天野 いえ、今度は遊びで描いたりしてしまう。
――ああ、さきほどの野菜キャラとか。
天野 そうそう。夜中に仕事終わると、ハギレが残るでしょう。それにちょっと飯食べたりしながら描いたり……息抜きで描いたりして。
――最近の「FF」は天野さんのキャラクターが独立してませんか?
天野 いや、「FF」はけっこう気を使って描いてますよ。描いてるうちに段々ずれちゃうんですが(笑)。でも、自分ではわからないです。

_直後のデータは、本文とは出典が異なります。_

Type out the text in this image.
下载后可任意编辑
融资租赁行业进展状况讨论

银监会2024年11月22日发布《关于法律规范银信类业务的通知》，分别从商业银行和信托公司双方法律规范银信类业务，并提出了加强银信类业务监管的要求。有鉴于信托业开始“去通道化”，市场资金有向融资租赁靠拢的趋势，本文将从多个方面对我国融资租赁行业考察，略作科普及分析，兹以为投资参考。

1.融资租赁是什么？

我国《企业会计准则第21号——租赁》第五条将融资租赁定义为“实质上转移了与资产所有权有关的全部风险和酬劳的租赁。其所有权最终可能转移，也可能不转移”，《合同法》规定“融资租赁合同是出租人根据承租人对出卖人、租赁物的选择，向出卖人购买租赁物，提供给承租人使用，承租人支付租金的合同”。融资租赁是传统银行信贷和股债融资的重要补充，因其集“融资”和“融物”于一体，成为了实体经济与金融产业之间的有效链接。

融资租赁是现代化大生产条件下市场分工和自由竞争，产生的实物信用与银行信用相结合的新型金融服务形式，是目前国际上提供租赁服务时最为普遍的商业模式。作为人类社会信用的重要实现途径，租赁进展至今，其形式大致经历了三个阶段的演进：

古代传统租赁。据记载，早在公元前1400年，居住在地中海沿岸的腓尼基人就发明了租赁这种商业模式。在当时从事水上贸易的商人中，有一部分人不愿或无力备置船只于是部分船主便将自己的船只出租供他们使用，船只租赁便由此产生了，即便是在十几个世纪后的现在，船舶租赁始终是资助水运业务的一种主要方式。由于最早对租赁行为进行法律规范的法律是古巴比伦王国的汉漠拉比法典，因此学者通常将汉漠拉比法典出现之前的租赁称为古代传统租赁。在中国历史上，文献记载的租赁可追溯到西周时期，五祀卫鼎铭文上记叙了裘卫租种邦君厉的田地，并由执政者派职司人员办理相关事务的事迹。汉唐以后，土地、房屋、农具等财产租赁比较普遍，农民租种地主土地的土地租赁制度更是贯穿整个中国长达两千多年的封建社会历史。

――だんだん、好きに描いてるというイメージがあります。
天野 自分の好きにやらないといやになっちゃうんだよね(笑)。延々続くとなると、特に。そう、絵なんて仕事にしちゃいけないと思う。仕事だからいい絵が描けるわけじゃない。もっと自由な無責任なものだと思います。技術的なことは学んで積み重ねていけるけど、絵を描く行為というのは子供が描く絵と同じでしょう。
――彫刻とかもやられるんですか?
天野 僕、不器用なんですけど、プラモデル作れないくらいに。でも、最近は器用になってきた。

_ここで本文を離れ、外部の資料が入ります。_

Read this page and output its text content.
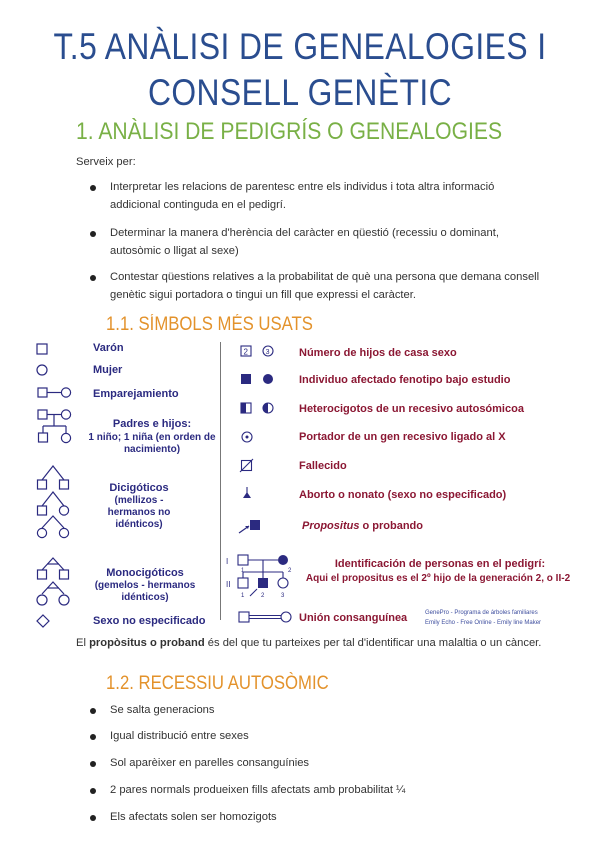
T.5 ANÀLISI DE GENEALOGIES I
CONSELL GENÈTIC
1. ANÀLISI DE PEDIGRÍS O GENEALOGIES
Serveix per:
Interpretar les relacions de parentesc entre els individus i tota altra informació addicional continguda en el pedigrí.
Determinar la manera d'herència del caràcter en qüestió (recessiu o dominant, autosòmic o lligat al sexe)
Contestar qüestions relatives a la probabilitat de què una persona que demana consell genètic sigui portadora o tingui un fill que expressi el caràcter.
1.1. SÍMBOLS MÉS USATS
Varón
Mujer
Emparejamiento
Padres e hijos:
1 niño; 1 niña (en orden de nacimiento)
Dicigóticos
(mellizos - hermanos no idénticos)
Monocigóticos
(gemelos - hermanos idénticos)
Sexo no especificado
2	3
I
II
1	2
1	2	3
Número de hijos de casa sexo
Individuo afectado fenotipo bajo estudio
Heterocigotos de un recesivo autosómicoa
Portador de un gen recesivo ligado al X
Fallecido
Aborto o nonato (sexo no especificado)
Propositus o probando
Identificación de personas en el pedigrí:
Aqui el propositus es el 2º hijo de la generación 2, o II-2
Unión consanguínea	GenePro - Programa de árboles familiares
Emily Echo - Free Online - Emily line Maker
El propòsitus o proband és del que tu parteixes per tal d'identificar una malaltia o un càncer.
1.2. RECESSIU AUTOSÒMIC
Se salta generacions
Igual distribució entre sexes
Sol aparèixer en parelles consanguínies
2 pares normals produeixen fills afectats amb probabilitat ¼
Els afectats solen ser homozigots
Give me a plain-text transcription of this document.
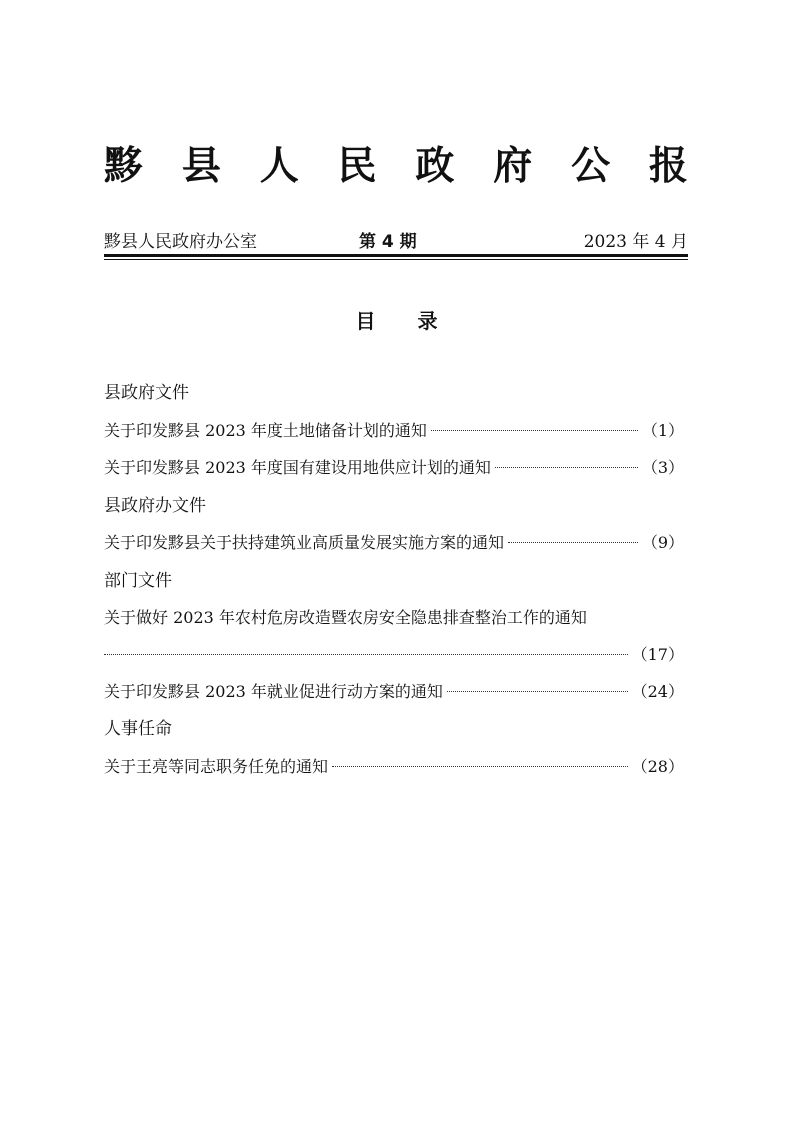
黟 县 人 民 政 府 公 报
黟县人民政府办公室	第 4 期	2023 年 4 月
目录
县政府文件
关于印发黟县 2023 年度土地储备计划的通知	（1）
关于印发黟县 2023 年度国有建设用地供应计划的通知	（3）
县政府办文件
关于印发黟县关于扶持建筑业高质量发展实施方案的通知	（9）
部门文件
关于做好 2023 年农村危房改造暨农房安全隐患排查整治工作的通知
（17）
关于印发黟县 2023 年就业促进行动方案的通知	（24）
人事任命
关于王亮等同志职务任免的通知	（28）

――そういえば、以前ネックレスやアクセサリーも作られてましたね。
天野 あれは監修ですね。デザインはやるけど、実際作るのは何百万かかる。商売にするわけじゃないから、それはちょっと……。今、実は作ってるのがあるんですよ。一分の一のサイボーグを作ろうと思って、とりあえず5分の一のものを作りました。金属で。
――それ、依頼じゃなく。
天野 そう。面白いでしょう。ウン百万で作ったんだけど、それっきりに(笑)。もう減価償却してるんじゃないかな(笑)。
――じゃ、もしこういう立体でいける、となったら、絵の比重は軽くなりますか?
天野 それはないです。この前、ニューヨークで展覧会があったとき、お皿を200枚焼いたんですよ。それにつぼを45個……で絵ももちろん描いて。
――それは……それ、売ったんですか?
天野 いや、売らなかった(笑)。 子供の遊びですね、ぼくのは(笑)。大人になっても、それは経験つんでるだけで、やってることは子供。
――ずいぶん大きな子供だ(笑)。今日はありがとうございました。